Divers sometimes as many as 18, live, eat, sleep shower & shave in a combination of linked pressurised chambers on board a Dive Vessel (DSV) for up to 28 consecutive days. From here, that they are transported to and from the worksite in a Diving Bell, so called because of its shape.

This bell is pressurised to the same depth as the chambers, a team of 2 or 3 divers enter the bell, which is then detached from the Chamber complex, lowered into the water and descends through the depths to the worksite. A service umbilical, delivers the bells occupant’s vital provisions, such as breathing gas, communications and hot water, which are distributed within the bell and then on to the divers through individual umbilical’s. One diver (bellman) remains in the bell tending his workmates and at hand in case of any emergency.

Divers wear neoprene suits that are plumbed into the hot water; a network of small rubber tubing within the suit sprays the hot water all over the diver’s body, bathing and shielding it from the cold icy waters. The reinforced fibreglass helmet that they don provides gas to breathe, communications to video footage to the Dive control room, a light, illuminates the dark depths. Divers carry a selection of basic tools, as most equipment is supplied from the vessels deck, in workbaskets via the crane. A dedicated team of specialist riggers help ensure that all the equipment is at hand, serviced, working and ready for use at a moments notice

Being the last person at end of an umbilical, the responsibility at times is enormous, all eyes are on the diver, literally, and each and every action is monitored and recorded. Diving has evolved over the last four decades from a cavalier approach with regular incidents, to a modern discipline of “pre planning”, “safety first”, and “take your time” it is with this mind set, that saturation diving in the North Sea, is often preferred to air diving . Of course there’s always a risk, as in all walks of life, with divers, sometimes at depths in excess of 500ft, incidents can have serious consequences, especially when you bear in mind that decompression from say 500ft will take around six days!!.

Saturation Diving is not cheap, far from it; a huge workforce is employed to sustain a Modern DSV. Figuratively from the bottom up, divers are supported by the riggers, overseen by Supervisors (ex-divers) who have an immense responsibility, assuring the diver’s safety and wellbeing as they co-ordinate the dive. The Superintendent is a former supervisor & diver, vastly experienced and chosen as he possesses the ability to co-ordinate the entire workforce, communicate with the client, they have engineers, sub-sea specialists and project co ordinators to assist them, together with the vessels marine crew and captain.

The divers task complete, approximately 7 hours after descending, the bell returns to the saturation chambers back on board the vessel, it is here that the LST’s (life support tech’s) are the external lifeline for all the lads in Sat.

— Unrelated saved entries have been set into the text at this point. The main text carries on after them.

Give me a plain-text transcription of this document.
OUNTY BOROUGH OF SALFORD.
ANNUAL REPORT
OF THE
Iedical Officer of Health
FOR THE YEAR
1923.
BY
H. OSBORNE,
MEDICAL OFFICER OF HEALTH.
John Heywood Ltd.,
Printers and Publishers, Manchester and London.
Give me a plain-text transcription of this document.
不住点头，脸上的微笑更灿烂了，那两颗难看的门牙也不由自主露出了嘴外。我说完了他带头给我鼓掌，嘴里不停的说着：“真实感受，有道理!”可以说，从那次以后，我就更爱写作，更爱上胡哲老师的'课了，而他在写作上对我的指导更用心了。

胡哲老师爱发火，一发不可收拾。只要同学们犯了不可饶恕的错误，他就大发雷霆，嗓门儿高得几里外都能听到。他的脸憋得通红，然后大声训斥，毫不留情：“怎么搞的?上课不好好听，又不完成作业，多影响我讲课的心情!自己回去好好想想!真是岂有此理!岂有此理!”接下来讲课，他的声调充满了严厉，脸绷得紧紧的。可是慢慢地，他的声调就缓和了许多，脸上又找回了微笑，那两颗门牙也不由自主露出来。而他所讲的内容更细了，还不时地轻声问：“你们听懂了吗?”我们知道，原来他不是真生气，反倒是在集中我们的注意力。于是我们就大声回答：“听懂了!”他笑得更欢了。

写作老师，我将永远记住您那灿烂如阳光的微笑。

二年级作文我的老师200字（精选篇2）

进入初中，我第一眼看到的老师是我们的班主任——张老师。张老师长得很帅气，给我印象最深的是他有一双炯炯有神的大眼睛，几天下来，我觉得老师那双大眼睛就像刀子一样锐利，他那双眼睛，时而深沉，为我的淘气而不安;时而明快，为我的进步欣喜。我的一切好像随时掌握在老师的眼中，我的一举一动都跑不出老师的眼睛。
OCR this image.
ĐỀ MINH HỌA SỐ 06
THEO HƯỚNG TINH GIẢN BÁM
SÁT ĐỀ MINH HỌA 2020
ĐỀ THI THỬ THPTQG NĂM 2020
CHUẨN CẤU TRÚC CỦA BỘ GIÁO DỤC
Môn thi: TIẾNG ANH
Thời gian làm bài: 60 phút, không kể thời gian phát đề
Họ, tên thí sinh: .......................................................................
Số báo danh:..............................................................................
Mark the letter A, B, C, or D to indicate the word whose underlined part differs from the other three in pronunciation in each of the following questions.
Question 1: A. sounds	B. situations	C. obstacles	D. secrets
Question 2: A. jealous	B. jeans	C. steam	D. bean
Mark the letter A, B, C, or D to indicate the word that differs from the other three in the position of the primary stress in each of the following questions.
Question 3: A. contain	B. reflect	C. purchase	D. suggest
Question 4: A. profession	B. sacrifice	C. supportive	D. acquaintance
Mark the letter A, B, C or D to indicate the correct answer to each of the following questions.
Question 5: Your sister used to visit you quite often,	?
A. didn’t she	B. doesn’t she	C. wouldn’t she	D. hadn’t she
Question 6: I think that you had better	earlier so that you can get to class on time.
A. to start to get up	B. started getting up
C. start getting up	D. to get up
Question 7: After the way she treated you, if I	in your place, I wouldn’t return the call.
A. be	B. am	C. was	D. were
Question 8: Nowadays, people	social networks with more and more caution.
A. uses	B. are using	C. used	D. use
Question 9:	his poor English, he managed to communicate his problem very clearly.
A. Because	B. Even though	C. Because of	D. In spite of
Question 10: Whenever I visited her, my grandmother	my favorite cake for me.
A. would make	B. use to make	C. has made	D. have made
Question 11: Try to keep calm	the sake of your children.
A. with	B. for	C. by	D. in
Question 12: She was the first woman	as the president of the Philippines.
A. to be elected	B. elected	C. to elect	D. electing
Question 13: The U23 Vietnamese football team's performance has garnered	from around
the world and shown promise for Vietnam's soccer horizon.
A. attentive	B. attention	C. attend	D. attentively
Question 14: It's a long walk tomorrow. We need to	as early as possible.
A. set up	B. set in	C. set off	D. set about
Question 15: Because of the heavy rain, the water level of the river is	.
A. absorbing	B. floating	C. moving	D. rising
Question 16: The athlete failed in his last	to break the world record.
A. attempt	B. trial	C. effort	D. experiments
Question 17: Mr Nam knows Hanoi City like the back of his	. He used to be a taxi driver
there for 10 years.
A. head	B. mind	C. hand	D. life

Responsibilities include the mixing of gasses, preservation of the chamber living environment and assisted by tenders the preparation of foods, teas, coffees etc supplied to the divers through pressurised locks. They launder the divers work and personal clothing, send their faxes / e-mails, they even flush the diver’s toilets. Divers simply can’t exist without this dedicated team who are in turn aided by the diving technicians whose constant maintenance, servicing and hard work help prolong equipment life in this most hostile of working environments, the cold murky depths of the North Sea.